1968年、千葉ロッテマリーンズの前身である東京オリオンズは、不振だった戦績を打破すべく助っ人外国人を起用することになりました。獲得した選手は大リーグ・ヤンキースのスター選手で、1966年に引退したヘクター・ロペスという選手でした。

別人だった外国人

そして始まった春季キャンプ。そこに現れたのは左投左打のロペスでした。本来獲得したはずのヘクター・ロペスは右打右投の選手なはずです。そう、何らかの行き違いにより、同名のアルト・ロペスという選手が来てしまったのです。アルト・ロペスもヘクター・ロペス同様にヤンキースに所属していましたが、目立った成績もなく落ちこぼれていた選手だったのです。

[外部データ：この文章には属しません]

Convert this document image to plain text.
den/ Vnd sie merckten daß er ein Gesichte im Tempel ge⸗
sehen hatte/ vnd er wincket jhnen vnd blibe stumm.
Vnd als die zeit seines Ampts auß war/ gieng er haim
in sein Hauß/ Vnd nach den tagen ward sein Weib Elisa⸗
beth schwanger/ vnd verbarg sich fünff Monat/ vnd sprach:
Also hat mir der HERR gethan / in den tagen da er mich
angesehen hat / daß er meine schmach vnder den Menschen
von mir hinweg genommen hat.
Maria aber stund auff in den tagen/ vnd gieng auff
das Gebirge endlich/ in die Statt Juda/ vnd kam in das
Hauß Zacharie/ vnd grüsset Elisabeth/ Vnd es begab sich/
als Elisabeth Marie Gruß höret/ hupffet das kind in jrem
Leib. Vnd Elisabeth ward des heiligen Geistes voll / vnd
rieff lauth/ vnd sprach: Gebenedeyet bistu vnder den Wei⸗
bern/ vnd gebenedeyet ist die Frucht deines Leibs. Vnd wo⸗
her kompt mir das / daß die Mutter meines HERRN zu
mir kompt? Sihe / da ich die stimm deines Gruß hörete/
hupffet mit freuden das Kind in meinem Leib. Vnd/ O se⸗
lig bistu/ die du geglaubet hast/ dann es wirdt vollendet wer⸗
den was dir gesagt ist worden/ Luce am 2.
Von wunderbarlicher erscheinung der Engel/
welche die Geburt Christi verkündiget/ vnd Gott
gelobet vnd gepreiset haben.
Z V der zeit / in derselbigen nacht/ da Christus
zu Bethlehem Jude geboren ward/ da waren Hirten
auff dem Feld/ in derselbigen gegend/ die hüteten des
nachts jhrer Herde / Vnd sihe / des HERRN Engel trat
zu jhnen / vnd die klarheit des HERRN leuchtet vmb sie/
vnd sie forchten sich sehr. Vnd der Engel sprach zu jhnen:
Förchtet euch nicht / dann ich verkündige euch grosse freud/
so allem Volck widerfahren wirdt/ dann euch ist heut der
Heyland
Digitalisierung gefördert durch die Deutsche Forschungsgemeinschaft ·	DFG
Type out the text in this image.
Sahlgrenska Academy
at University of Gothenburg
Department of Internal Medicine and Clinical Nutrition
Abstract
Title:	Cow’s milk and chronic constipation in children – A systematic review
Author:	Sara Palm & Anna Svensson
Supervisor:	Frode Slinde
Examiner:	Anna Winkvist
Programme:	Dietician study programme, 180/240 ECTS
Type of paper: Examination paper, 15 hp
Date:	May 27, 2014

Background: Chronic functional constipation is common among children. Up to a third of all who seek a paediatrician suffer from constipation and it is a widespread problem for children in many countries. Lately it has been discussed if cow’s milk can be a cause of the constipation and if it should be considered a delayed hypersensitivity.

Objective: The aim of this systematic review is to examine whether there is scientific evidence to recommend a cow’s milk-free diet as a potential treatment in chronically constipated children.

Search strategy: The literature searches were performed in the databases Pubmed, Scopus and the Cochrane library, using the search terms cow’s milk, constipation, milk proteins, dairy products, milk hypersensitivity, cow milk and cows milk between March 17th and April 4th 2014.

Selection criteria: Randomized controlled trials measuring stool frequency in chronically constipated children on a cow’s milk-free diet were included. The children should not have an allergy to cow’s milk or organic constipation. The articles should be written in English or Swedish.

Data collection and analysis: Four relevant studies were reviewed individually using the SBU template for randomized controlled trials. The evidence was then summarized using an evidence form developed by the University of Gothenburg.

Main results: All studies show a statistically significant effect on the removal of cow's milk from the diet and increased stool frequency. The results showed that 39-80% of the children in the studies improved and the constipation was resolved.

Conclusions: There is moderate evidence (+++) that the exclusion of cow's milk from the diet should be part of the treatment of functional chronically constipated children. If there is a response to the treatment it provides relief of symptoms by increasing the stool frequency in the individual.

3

しかしオリオンズの首脳陣は彼をすぐに帰国させることなく、ダメもとで起用してみることにしたのです。ところが蓋を開けてみると開幕戦でいきなり決勝タイムリー三塁打を放ち、オールスターゲームでは史上初となる初回先頭打者初球本塁打を記録するなど、数々の功績を残しました。1970年には彼の一躍もあり、チームをリーグ優勝へと導いています。

しかし1972年、監督の変更によりチームが一新されることになり、ロペスもトレード移籍を命じられます。その際にロペスは監督に直接、日本語で「ハートが冷たいよ」と言い放ったそうな。

確かに間違いとはいえ自分を受け入れてくれたチームから追放される心境を考えると、この一言にも納得です。